In the last 10 years, a whole new culture around transgenderism has developed that's markedly different from its history, which changes the social experiences of transgender people substantially. I was part of the old wave of trans, where I was isolated and on the fringe, the only person of my kind among everyone I knew, where I faced intense resistance to my condition and it was denied flat out for many years of my childhood. I grew up gaslit and ignored, adults not believing me at all.

But this new culture around it has a bunch of new slang established and has made transgenderism a very *social* experience. That's a really important point because I think the social aspect is a major reason it's become a trend. People are expressing themselves through trans, queer or nonbinary as an identity, as a fashion, as a culture. This subculture developed on top of broader LGBT culture. Lots of people want to participate but I think for reasons that have nothing to do with legitimately having the condition.

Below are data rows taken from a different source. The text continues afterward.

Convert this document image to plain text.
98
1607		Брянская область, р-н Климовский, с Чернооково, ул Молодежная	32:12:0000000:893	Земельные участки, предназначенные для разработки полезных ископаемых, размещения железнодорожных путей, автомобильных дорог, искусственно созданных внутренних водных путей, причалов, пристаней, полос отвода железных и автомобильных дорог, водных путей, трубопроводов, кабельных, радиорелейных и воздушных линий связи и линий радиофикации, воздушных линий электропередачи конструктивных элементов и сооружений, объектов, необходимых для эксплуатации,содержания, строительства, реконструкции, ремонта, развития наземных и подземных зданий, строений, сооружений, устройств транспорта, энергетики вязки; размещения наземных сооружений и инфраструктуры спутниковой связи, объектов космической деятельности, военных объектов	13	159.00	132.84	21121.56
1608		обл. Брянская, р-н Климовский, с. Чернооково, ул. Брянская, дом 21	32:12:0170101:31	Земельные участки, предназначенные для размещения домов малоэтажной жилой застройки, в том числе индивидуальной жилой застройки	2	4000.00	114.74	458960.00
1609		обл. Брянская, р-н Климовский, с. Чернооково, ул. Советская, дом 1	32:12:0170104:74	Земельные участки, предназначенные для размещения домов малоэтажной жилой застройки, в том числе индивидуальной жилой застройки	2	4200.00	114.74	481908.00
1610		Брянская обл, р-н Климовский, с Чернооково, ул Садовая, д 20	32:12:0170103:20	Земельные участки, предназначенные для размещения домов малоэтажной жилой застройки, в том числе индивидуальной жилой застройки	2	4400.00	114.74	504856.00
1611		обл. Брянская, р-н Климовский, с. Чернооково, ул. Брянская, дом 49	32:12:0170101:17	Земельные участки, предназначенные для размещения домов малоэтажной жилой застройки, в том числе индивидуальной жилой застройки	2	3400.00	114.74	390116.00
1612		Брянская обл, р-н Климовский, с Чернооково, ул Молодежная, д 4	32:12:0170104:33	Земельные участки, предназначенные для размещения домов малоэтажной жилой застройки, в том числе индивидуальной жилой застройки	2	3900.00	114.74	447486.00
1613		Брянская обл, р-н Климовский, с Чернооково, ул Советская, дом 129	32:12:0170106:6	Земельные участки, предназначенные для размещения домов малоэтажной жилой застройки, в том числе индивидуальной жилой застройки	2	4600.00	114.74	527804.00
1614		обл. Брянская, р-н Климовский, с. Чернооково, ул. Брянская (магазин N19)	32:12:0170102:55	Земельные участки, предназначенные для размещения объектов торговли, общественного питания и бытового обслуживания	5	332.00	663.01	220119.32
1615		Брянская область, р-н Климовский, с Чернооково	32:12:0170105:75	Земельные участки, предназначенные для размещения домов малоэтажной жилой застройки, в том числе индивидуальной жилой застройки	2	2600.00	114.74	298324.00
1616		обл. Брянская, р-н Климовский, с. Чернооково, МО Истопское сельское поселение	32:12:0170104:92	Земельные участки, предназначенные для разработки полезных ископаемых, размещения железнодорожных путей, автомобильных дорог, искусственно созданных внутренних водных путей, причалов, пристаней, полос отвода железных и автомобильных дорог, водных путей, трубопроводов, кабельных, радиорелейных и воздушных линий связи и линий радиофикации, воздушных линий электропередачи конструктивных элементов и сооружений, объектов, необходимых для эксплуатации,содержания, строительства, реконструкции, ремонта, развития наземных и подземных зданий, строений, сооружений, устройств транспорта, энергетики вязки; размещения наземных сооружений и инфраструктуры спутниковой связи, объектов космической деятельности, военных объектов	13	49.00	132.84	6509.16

It's to the point that people end up in collectively queer environments, which means their associated traits with men and women start to become flipped; transmen and transwomen end up taking over as a dominant gender binary ironically. When you're surrounded by queer people, your general idea of "man" and "woman" changes to match that picture.

Reddit user HazyInBlue (detrans female) explains why she believes some people are not attracted to transgender individuals, calling gender dysphoria a "severe handicap" and rejecting the idea of a dating "utopian fantasy."
38 pointsMar 9, 2024
View on Reddit

Not only is there sexual orientation, but there's also people who wouldn't be interested in any transgender person because it's not attractive. This is just denial from transgender people who are suffering. They're trying to live in a fantasy that they can fit in with the rest of the population and date normally. I never once called people "transphobic" when I was transgender, though I did criticize anti-trans ideas if people were extreme or if I thought they were wrong about what transgender people experience. I never once believed in some utopian fantasy where I'd fit in normally. I knew that I'd always have to tell my dates or potential girlfriends that I was transgender and they would either be okay with it or not. It was a severe handicap and a horrible disorder. There's no way around that.

Reddit user HazyInBlue (detrans female) explains how not being a leftist and passing as a man made her the "evil straight white man" to queer communities, and condemns the bigotry of hijacking human rights movements to bully others.
35 pointsMay 13, 2024
View on Reddit

I wasn't even accepted by queer zealots like this when I was trans. I wasn't a leftist, passed well as a man and thus became the evil straight white man.

I'm not at all surprised at their continued bigotry here. In sick of bigots hijacking human rights movements and using it to bully people into submission.